A Operação “Caminhos Seguros” 2026, uma ação nacional de enfrentamento à violência contra crianças e adolescentes, coordenada pelo Ministério da Justiça e Segurança Pública (MJSP), por meio da Secretaria Nacional de Segurança Pública (Senasp), com a participação das Secretarias de Segurança Pública dos Estados, teve início na segunda-feira (4).
No Espírito Santo, a operação é coordenada pela Secretaria da Segurança Pública e Defesa Social (Sesp), por meio da Gerência de Operações Integradas. Pela Polícia Civil do Espírito Santo (PCES), a coordenação operacional está a cargo da Divisão Especializada de Atendimento à Mulher (Div-Deam). Já na Polícia Militar do Espírito Santo (PMES), a atuação é coordenada pela Divisão de Direitos Humanos. A ação conta, ainda, com a participação da Delegacia de Proteção à Criança e ao Adolescente (DPCA) da Grande Vitória e das Delegacias de Proteção à Criança, ao Adolescente e ao Idoso (DPCAI) do interior do Estado, além do apoio da Polícia Rodoviária Federal (PRF).
A operação tem como objetivo promover uma atuação integrada entre União, Estados, Distrito Federal e Municípios, com foco na prevenção e repressão ao abuso e à exploração sexual de crianças e adolescentes, além de fortalecer a proteção integral a esse público.
A chefe da Divisão Especializada de Atendimento à Mulher (Deam) e coordenadora estadual das operações nacionais envolvendo grupos vulneráveis, delegada Cláudia Dematté, destacou a importância da atuação conjunta das forças de segurança e o caráter preventivo da ação. “Estamos dando início à Operação Caminhos Seguros em todo o Brasil, sob coordenação do Ministério da Justiça e com atuação integrada das forças de segurança. No Espírito Santo, unimos Polícia Civil, Polícia Militar e Polícia Rodoviária Federal em ações de prevenção, repressão e orientação, com foco no enfrentamento às violências contra crianças e adolescentes, especialmente o abuso e a exploração sexual, que muitas vezes ocorrem em rodovias. Nosso objetivo é responsabilizar os autores desses crimes, mas, sobretudo, prevenir para que nenhuma criança ou adolescente seja vítima de violência”, afirmou.
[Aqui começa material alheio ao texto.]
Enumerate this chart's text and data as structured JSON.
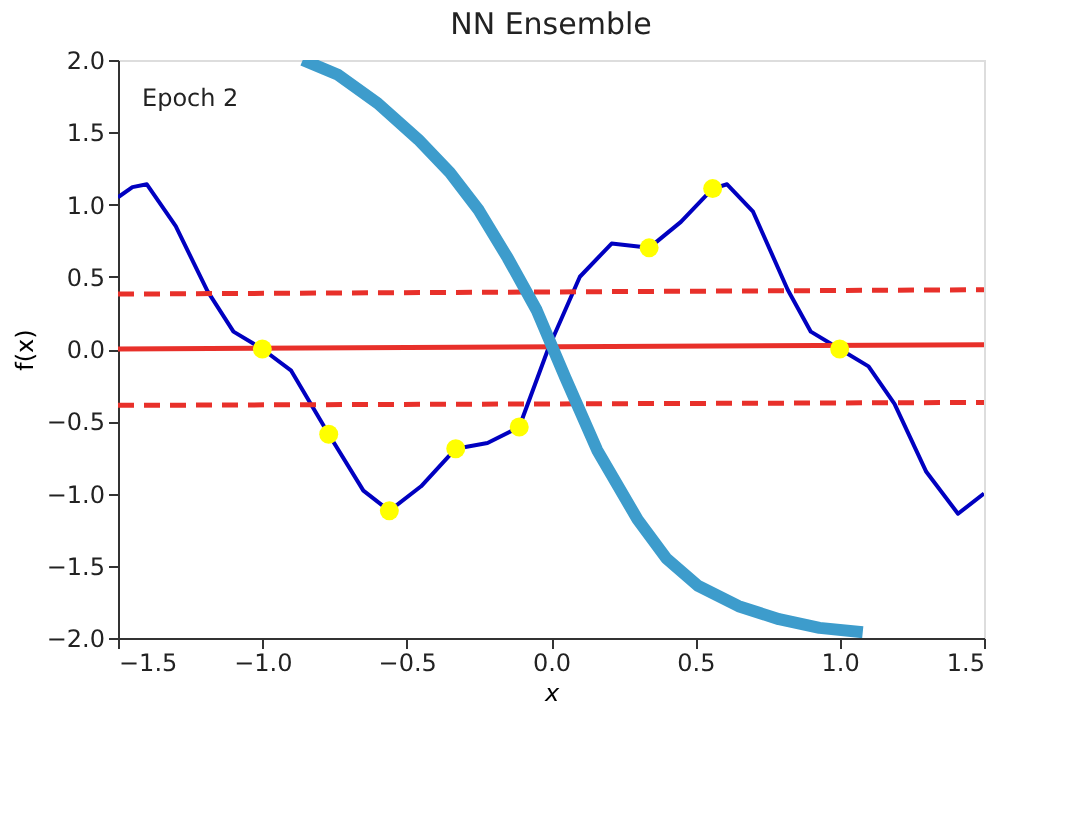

A comandante da Companhia Independente de Prevenção à Violência Doméstica e Proteção da Mulher (CIMU) e coordenadora administrativa das operações nacionais envolvendo grupos vulneráveis, major Jaqueline Pandolfi, ressaltou a importância da conscientização da população e do uso dos canais de denúncia. “Estamos nas ruas orientando a população sobre as formas de violência e violação de direitos que atingem crianças e adolescentes, além de divulgar os canais de denúncia. Em situações de flagrante, a Polícia Militar pode ser acionada pelo 190. Já denúncias anônimas podem ser feitas pelo Disque 100 ou pelo 181. É fundamental que o cidadão forneça o máximo de informações possível para que as equipes possam agir com rapidez. Também alertamos que muitos desses crimes ocorrem dentro do ambiente familiar, praticados por pessoas próximas, o que exige ainda mais atenção da sociedade”, explicou.
O titular da Delegacia Especializada de Proteção à Criança e ao Adolescente (DPCA), delegado Marcelo Cavalcanti, reforçou o papel do Maio Laranja na conscientização da sociedade e a responsabilidade coletiva na proteção das vítimas. “O mês de maio marca o Maio Laranja, um movimento nacional de conscientização sobre o abuso e à exploração sexual de crianças e adolescentes. É um período dedicado a alertar a população sobre essa grave realidade, que muitas vezes ocorre dentro de casa e é praticada por pessoas que deveriam proteger. As vítimas costumam apresentar sinais, como mudanças de comportamento e queda no rendimento escolar. Diante disso, é fundamental que familiares, responsáveis e toda a rede de proteção busquem os órgãos competentes. Denunciar é um dever. O silêncio protege o agressor”, destacou.
A violência contra crianças e adolescentes é uma realidade grave, com impactos profundos no desenvolvimento físico, emocional, social e educacional das vítimas. A Operação Caminhos Seguros 2026 reforça o compromisso das forças de segurança pública com a defesa dos direitos da infância e da juventude, por meio de ações integradas em todo o território nacional.